How does a GM use Paizo-style module flip-mats at the table without giving away the entire layout of the level? Take, for instance, Paizo's Emerald Spire Flip-Mat Mega-Pack… wouldn't putting one of these mats down spoil the sense of exploration for the players?
I use sheets of acrylic over top of paper maps and use butcher paper as 'fog of war' - I simply pull the butcher paper out as the PC's move forward. I place anti-slip cupboard liner under the maps so they don't slide too. Works like a charm.
The acrylic sheets are handy when you use dry-erase markers on top, too.
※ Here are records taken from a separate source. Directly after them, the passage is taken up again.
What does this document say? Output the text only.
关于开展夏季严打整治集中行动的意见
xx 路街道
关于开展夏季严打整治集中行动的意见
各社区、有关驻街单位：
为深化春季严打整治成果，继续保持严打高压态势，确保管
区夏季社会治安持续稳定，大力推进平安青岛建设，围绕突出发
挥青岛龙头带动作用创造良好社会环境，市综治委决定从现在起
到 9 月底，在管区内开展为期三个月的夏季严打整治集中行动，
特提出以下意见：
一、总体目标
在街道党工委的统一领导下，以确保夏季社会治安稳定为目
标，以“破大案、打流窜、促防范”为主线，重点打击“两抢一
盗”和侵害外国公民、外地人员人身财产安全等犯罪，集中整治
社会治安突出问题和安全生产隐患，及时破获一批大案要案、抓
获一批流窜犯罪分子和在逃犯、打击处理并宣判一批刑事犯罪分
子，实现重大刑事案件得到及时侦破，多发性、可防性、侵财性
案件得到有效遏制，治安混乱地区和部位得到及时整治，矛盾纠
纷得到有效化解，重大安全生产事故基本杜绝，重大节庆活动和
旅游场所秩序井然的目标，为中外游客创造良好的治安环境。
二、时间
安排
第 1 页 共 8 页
We usually draw dungeons onto a large battle map prior to the session. While it gives away a bit ahead of time, I always found it comparable to have a map of the city (or hiking trail) you visit - it's one thing that you know there is a large round place with a church building around the next corner and a completely other thing to end up on St. Peters Square in real life.
In a RPG session, the interesting thing is the description of what you find and that's usually not appearing on a map.
Other than that I've seen the use of a liberal amount of Post-Its (or plain paper) that gets moved/removed according to the players movement but I find this more of a hassle then it's worth.
In my DM kit I have several 8" x 10" pieces of black felt (purchased at the local hobby store) that I use to cover the parts of the map. I can then reveal the map as players open doors.
We used paper to cover the parts of the dungeon that haven't been explored yet, then pulled them off as we entered the room. I recommend cardstock rather then paper, as I've found paper shifts too easily.